We are comfortable in our surroundings, and in our routines. And heaven help anyone who tries to interrupt that in any way.
That’s what it feels like when conversations turn to the specialized high schools admissions test, or the SHSAT. Since what might feel like the beginning of time, this test was necessary to get into some of New York City’s prominent specialty secondary schools like the Bronx High School of Science.
Requiring potential students to take this test has been mandatory for a long time, and proponents will argue that if you can’t take this test successfully, then how will you ever succeed in a learning environment considered far more intense than your average public high school.
But how effective are these assessment tests, really? Do they accurately forecast how well a student would do in a specialized high school, or is it more to support an industry dependent on these tests remaining required?
Kaplan Inc., is probably one of the most famous companies students turn to when they need help taking a test. Their preparation courses for tests like the SAT and ACT are part of an industry worth hundreds of millions of dollars (if not in the billions). In fact, the company offers a prep course starting at just under $1,000, and tutoring for $2,600.
If the SHSAT is simply about testing someone’s knowledge of information they should have already learned, why are test prep organizations such big business? And how exactly, outside of a few groups that provide prep inexpensively or free, are those with limited financial means supposed to get access to it?
We aren’t suggesting the SHSAT go away completely, only that it becomes a minor piece of an overall portfolio of information used when considering a potential student. It’s the only way to put these students on even ground, so that everyone has an equal chance to attend a specialized high school.
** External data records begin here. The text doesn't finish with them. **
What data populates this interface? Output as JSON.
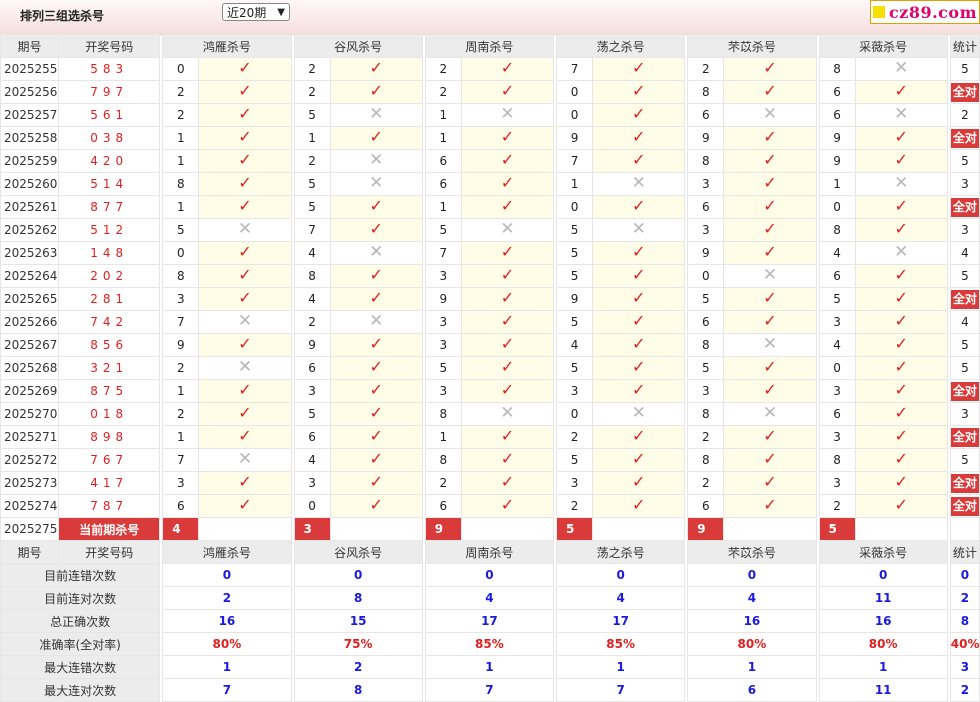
{
  "header": {
    "title": "排列三组选杀号",
    "period_select": "近20期",
    "logo_text": "cz89.com"
  },
  "columns": {
    "issue": "期号",
    "number": "开奖号码",
    "experts": [
      "鸿雁杀号",
      "谷风杀号",
      "周南杀号",
      "荡之杀号",
      "芣苡杀号",
      "采薇杀号"
    ],
    "stat": "统计"
  },
  "rows": [
    {
      "issue": "2025255",
      "num": "583",
      "kills": [
        0,
        2,
        2,
        7,
        2,
        8
      ],
      "hits": [
        1,
        1,
        1,
        1,
        1,
        0
      ],
      "stat": "5"
    },
    {
      "issue": "2025256",
      "num": "797",
      "kills": [
        2,
        2,
        2,
        0,
        8,
        6
      ],
      "hits": [
        1,
        1,
        1,
        1,
        1,
        1
      ],
      "stat": "全对"
    },
    {
      "issue": "2025257",
      "num": "561",
      "kills": [
        2,
        5,
        1,
        0,
        6,
        6
      ],
      "hits": [
        1,
        0,
        0,
        1,
        0,
        0
      ],
      "stat": "2"
    },
    {
      "issue": "2025258",
      "num": "038",
      "kills": [
        1,
        1,
        1,
        9,
        9,
        9
      ],
      "hits": [
        1,
        1,
        1,
        1,
        1,
        1
      ],
      "stat": "全对"
    },
    {
      "issue": "2025259",
      "num": "420",
      "kills": [
        1,
        2,
        6,
        7,
        8,
        9
      ],
      "hits": [
        1,
        0,
        1,
        1,
        1,
        1
      ],
      "stat": "5"
    },
    {
      "issue": "2025260",
      "num": "514",
      "kills": [
        8,
        5,
        6,
        1,
        3,
        1
      ],
      "hits": [
        1,
        0,
        1,
        0,
        1,
        0
      ],
      "stat": "3"
    },
    {
      "issue": "2025261",
      "num": "877",
      "kills": [
        1,
        5,
        1,
        0,
        6,
        0
      ],
      "hits": [
        1,
        1,
        1,
        1,
        1,
        1
      ],
      "stat": "全对"
    },
    {
      "issue": "2025262",
      "num": "512",
      "kills": [
        5,
        7,
        5,
        5,
        3,
        8
      ],
      "hits": [
        0,
        1,
        0,
        0,
        1,
        1
      ],
      "stat": "3"
    },
    {
      "issue": "2025263",
      "num": "148",
      "kills": [
        0,
        4,
        7,
        5,
        9,
        4
      ],
      "hits": [
        1,
        0,
        1,
        1,
        1,
        0
      ],
      "stat": "4"
    },
    {
      "issue": "2025264",
      "num": "202",
      "kills": [
        8,
        8,
        3,
        5,
        0,
        6
      ],
      "hits": [
        1,
        1,
        1,
        1,
        0,
        1
      ],
      "stat": "5"
    },
    {
      "issue": "2025265",
      "num": "281",
      "kills": [
        3,
        4,
        9,
        9,
        5,
        5
      ],
      "hits": [
        1,
        1,
        1,
        1,
        1,
        1
      ],
      "stat": "全对"
    },
    {
      "issue": "2025266",
      "num": "742",
      "kills": [
        7,
        2,
        3,
        5,
        6,
        3
      ],
      "hits": [
        0,
        0,
        1,
        1,
        1,
        1
      ],
      "stat": "4"
    },
    {
      "issue": "2025267",
      "num": "856",
      "kills": [
        9,
        9,
        3,
        4,
        8,
        4
      ],
      "hits": [
        1,
        1,
        1,
        1,
        0,
        1
      ],
      "stat": "5"
    },
    {
      "issue": "2025268",
      "num": "321",
      "kills": [
        2,
        6,
        5,
        5,
        5,
        0
      ],
      "hits": [
        0,
        1,
        1,
        1,
        1,
        1
      ],
      "stat": "5"
    },
    {
      "issue": "2025269",
      "num": "875",
      "kills": [
        1,
        3,
        3,
        3,
        3,
        3
      ],
      "hits": [
        1,
        1,
        1,
        1,
        1,
        1
      ],
      "stat": "全对"
    },
    {
      "issue": "2025270",
      "num": "018",
      "kills": [
        2,
        5,
        8,
        0,
        8,
        6
      ],
      "hits": [
        1,
        1,
        0,
        0,
        0,
        1
      ],
      "stat": "3"
    },
    {
      "issue": "2025271",
      "num": "898",
      "kills": [
        1,
        6,
        1,
        2,
        2,
        3
      ],
      "hits": [
        1,
        1,
        1,
        1,
        1,
        1
      ],
      "stat": "全对"
    },
    {
      "issue": "2025272",
      "num": "767",
      "kills": [
        7,
        4,
        8,
        5,
        8,
        8
      ],
      "hits": [
        0,
        1,
        1,
        1,
        1,
        1
      ],
      "stat": "5"
    },
    {
      "issue": "2025273",
      "num": "417",
      "kills": [
        3,
        3,
        2,
        3,
        2,
        3
      ],
      "hits": [
        1,
        1,
        1,
        1,
        1,
        1
      ],
      "stat": "全对"
    },
    {
      "issue": "2025274",
      "num": "787",
      "kills": [
        6,
        0,
        6,
        2,
        6,
        2
      ],
      "hits": [
        1,
        1,
        1,
        1,
        1,
        1
      ],
      "stat": "全对"
    }
  ],
  "current": {
    "issue": "2025275",
    "label": "当前期杀号",
    "kills": [
      "4",
      "3",
      "9",
      "5",
      "9",
      "5"
    ]
  },
  "summary": [
    {
      "label": "目前连错次数",
      "values": [
        "0",
        "0",
        "0",
        "0",
        "0",
        "0"
      ],
      "stat": "0",
      "style": "sv"
    },
    {
      "label": "目前连对次数",
      "values": [
        "2",
        "8",
        "4",
        "4",
        "4",
        "11"
      ],
      "stat": "2",
      "style": "sv"
    },
    {
      "label": "总正确次数",
      "values": [
        "16",
        "15",
        "17",
        "17",
        "16",
        "16"
      ],
      "stat": "8",
      "style": "sv"
    },
    {
      "label": "准确率(全对率)",
      "values": [
        "80%",
        "75%",
        "85%",
        "85%",
        "80%",
        "80%"
      ],
      "stat": "40%",
      "style": "sp"
    },
    {
      "label": "最大连错次数",
      "values": [
        "1",
        "2",
        "1",
        "1",
        "1",
        "1"
      ],
      "stat": "3",
      "style": "sv"
    },
    {
      "label": "最大连对次数",
      "values": [
        "7",
        "8",
        "7",
        "7",
        "6",
        "11"
      ],
      "stat": "2",
      "style": "sv"
    }
  ],
  "icons": {
    "hit": "check-icon",
    "miss": "cross-icon"
  },
  "colors": {
    "accent": "#d93a3a",
    "hit": "#e02020",
    "miss": "#b8b8b8",
    "summary_value": "#1a1ae0"
  }
}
Colleges and universities are finding that dependence on testing has not necessarily helped them find the right students. An ABC News report last month cited a report from the National Association for College Admission Counseling that 28 schools that chose to make SATs and ACTs optional had an increase in overall applications, and a huge bump from applicants who are not simply white males.
Specialized schools like Bronx Science are prestigious for taking the best students. But believe it or not, they can take even better students.